Using the Diabetes Prediction Dataset from Kaggle, this study first corrected outliers in physiological indicators, encoded categorical variables, and removed irrelevant variables. Then, five algorithms (Logistic Regression, Decision Tree, KNN, CatBoost, XGBoost) were used for modeling, with hyperparameters optimized via five-fold cross-validation combined with grid search. The model’ performance was evaluated using multiple metrics. Results showed that the ensemble learning model, CatBoost, performed best, with an accuracy of 0.993 and AUC-ROC of 0.999 on the test set—outperforming other model types. HbA1c was the primary predictor of diabetes risk, while the gender had the least impact in the model. This study overcomes the limitations of traditional linear statistics, provide an efficient technical tool for early diabetes screening and risk assessment, and clarified the predictive priority of clinical indicators.

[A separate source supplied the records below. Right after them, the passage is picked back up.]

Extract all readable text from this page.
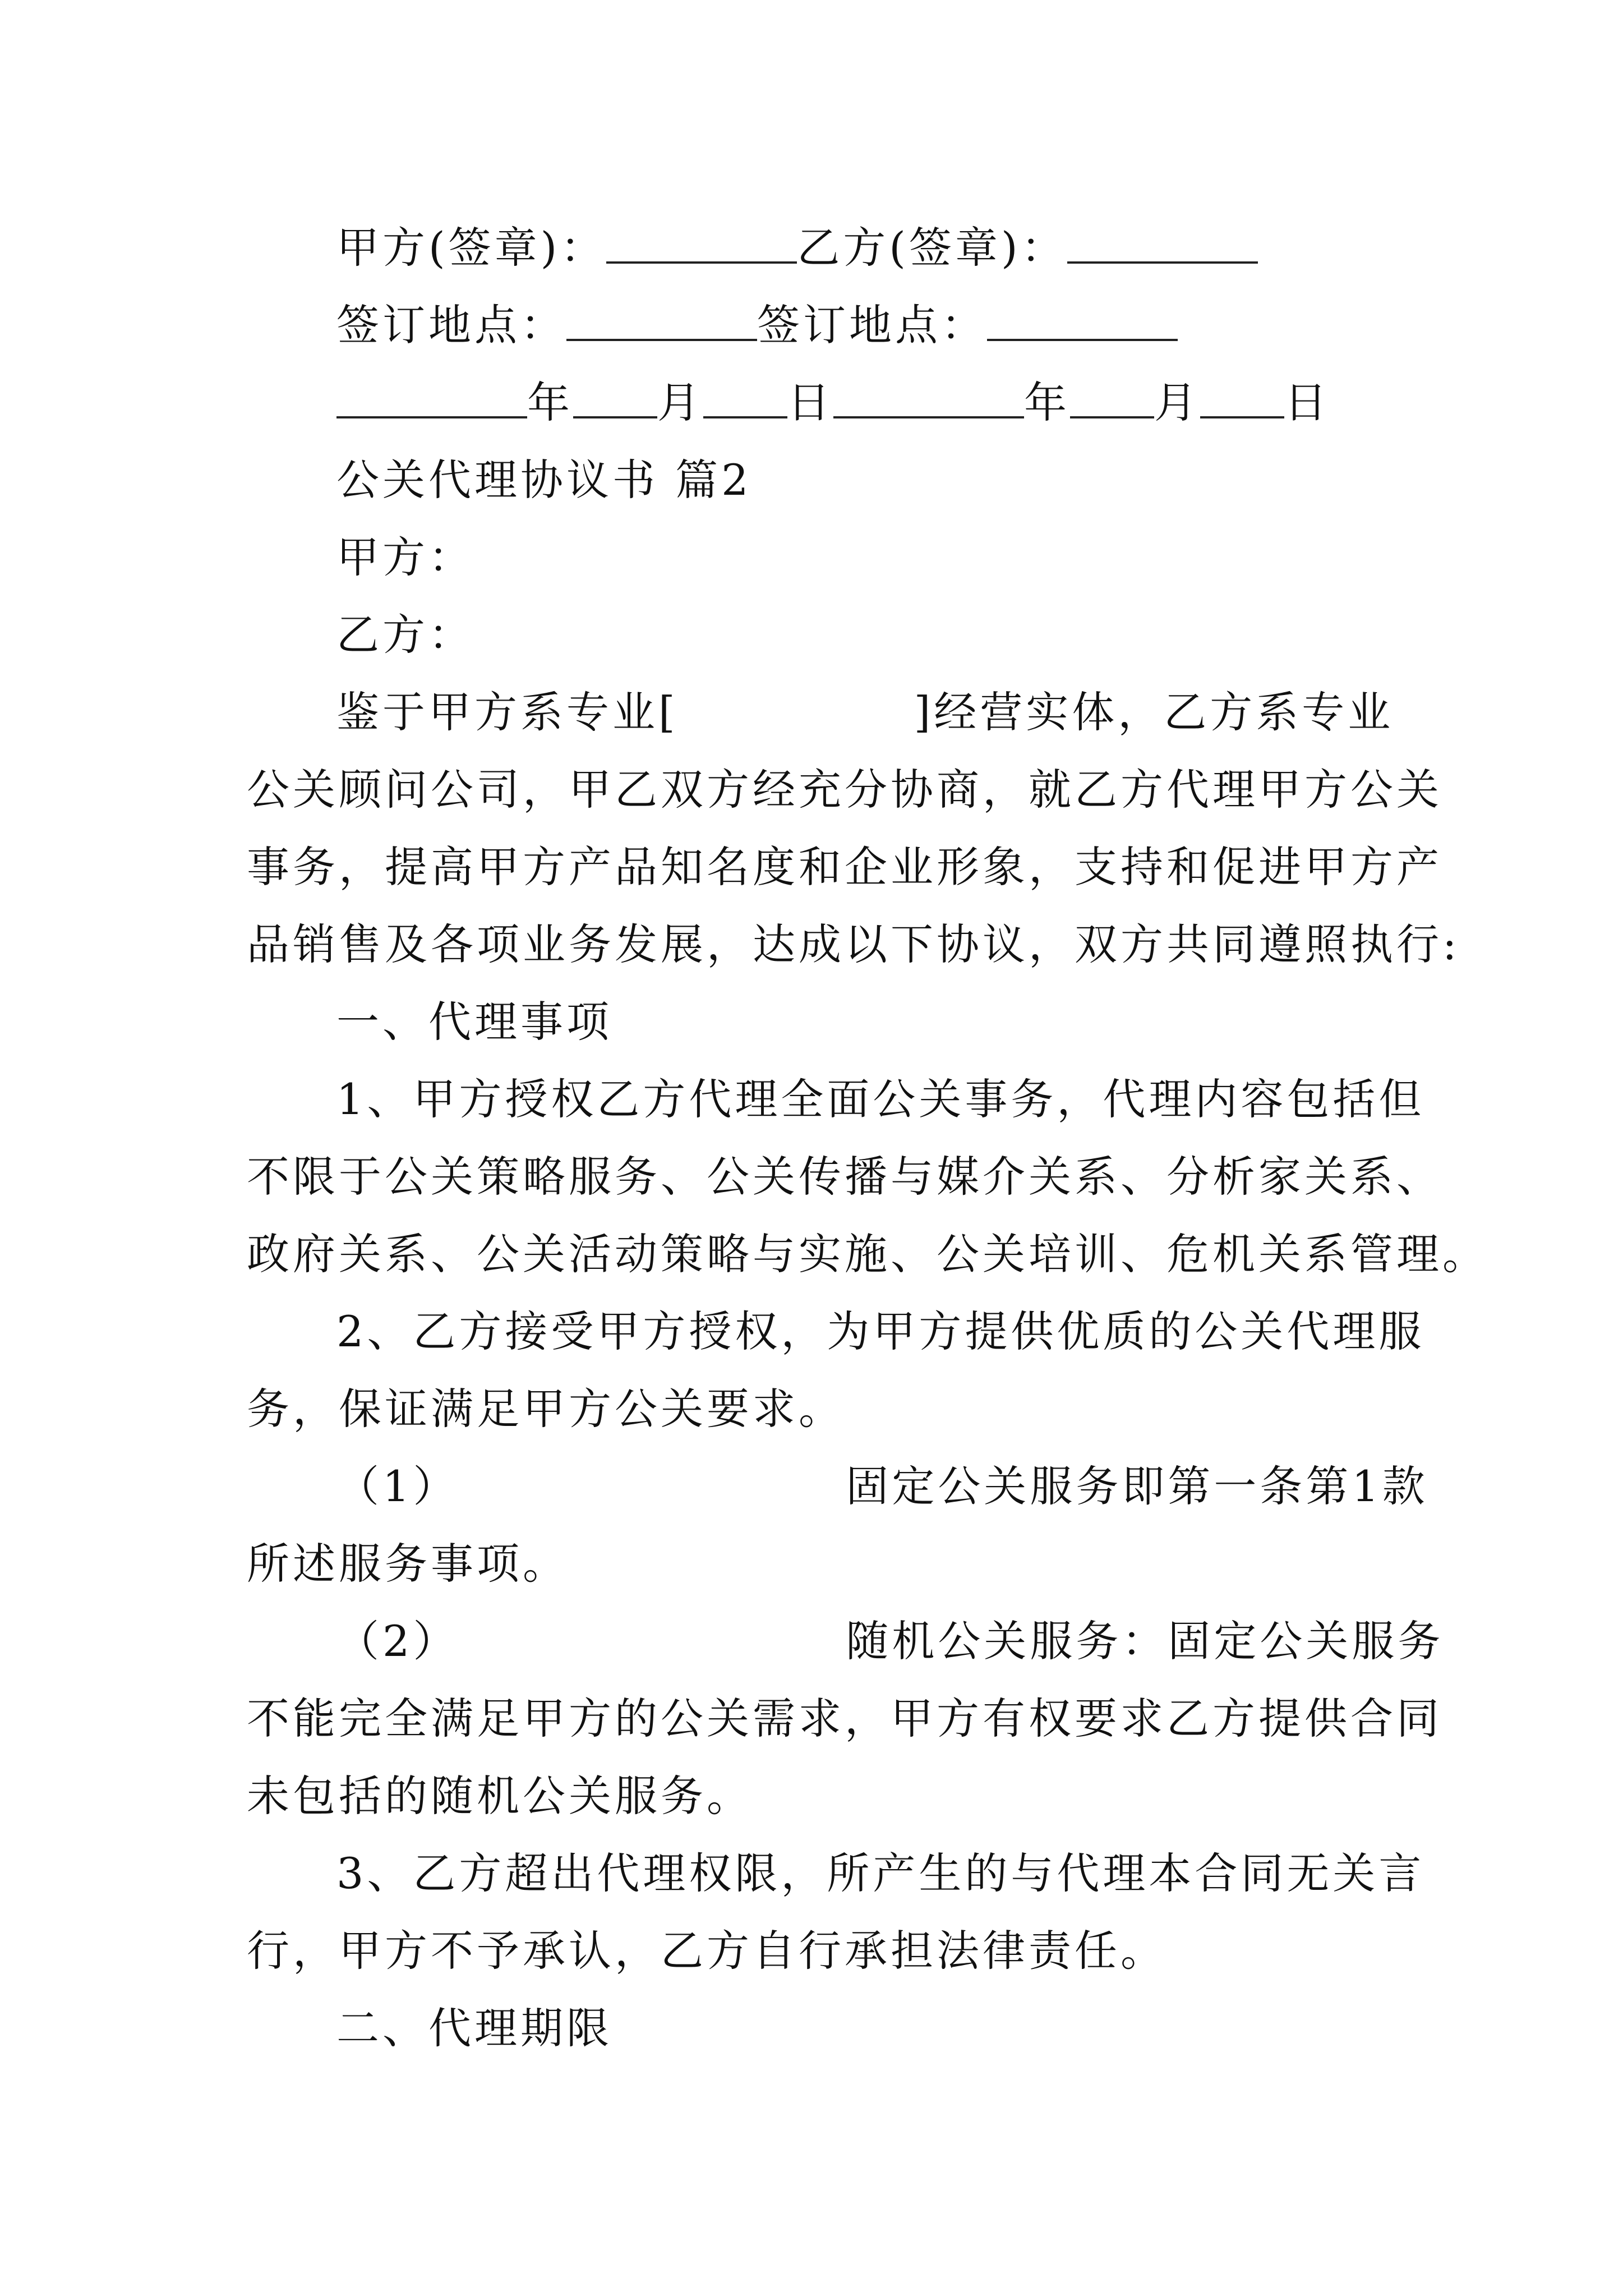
甲方(签章)：	乙方(签章)：
签订地点：	签订地点：
年 月 日	年 月 日
公关代理协议书 篇2
甲方：
乙方：
鉴于甲方系专业[	]经营实体，乙方系专业
公关顾问公司，甲乙双方经充分协商，就乙方代理甲方公关
事务，提高甲方产品知名度和企业形象，支持和促进甲方产
品销售及各项业务发展，达成以下协议，双方共同遵照执行:
一、代理事项
1、甲方授权乙方代理全面公关事务，代理内容包括但
不限于公关策略服务、公关传播与媒介关系、分析家关系、
政府关系、公关活动策略与实施、公关培训、危机关系管理。
2、乙方接受甲方授权，为甲方提供优质的公关代理服
务，保证满足甲方公关要求。
（1）	固定公关服务即第一条第1款
所述服务事项。
（2）	随机公关服务：固定公关服务
不能完全满足甲方的公关需求，甲方有权要求乙方提供合同
未包括的随机公关服务。
3、乙方超出代理权限，所产生的与代理本合同无关言
行，甲方不予承认，乙方自行承担法律责任。
二、代理期限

This research also has limitations in terms of data support, feature engineering, and model interpretability. In the future, improvements can be implemented in the following aspects. First, collecting multicenter longitudinal data and balancing sample distribution to enhance the model’s generalization ability. Second, integrating clinical knowledge to construct composite features, screen indicators based on guidelines, and refine the feature system. Third, leveraging tools such as SHAP values to quantify the mechanism underlying feature action and improve the model’s interpretability.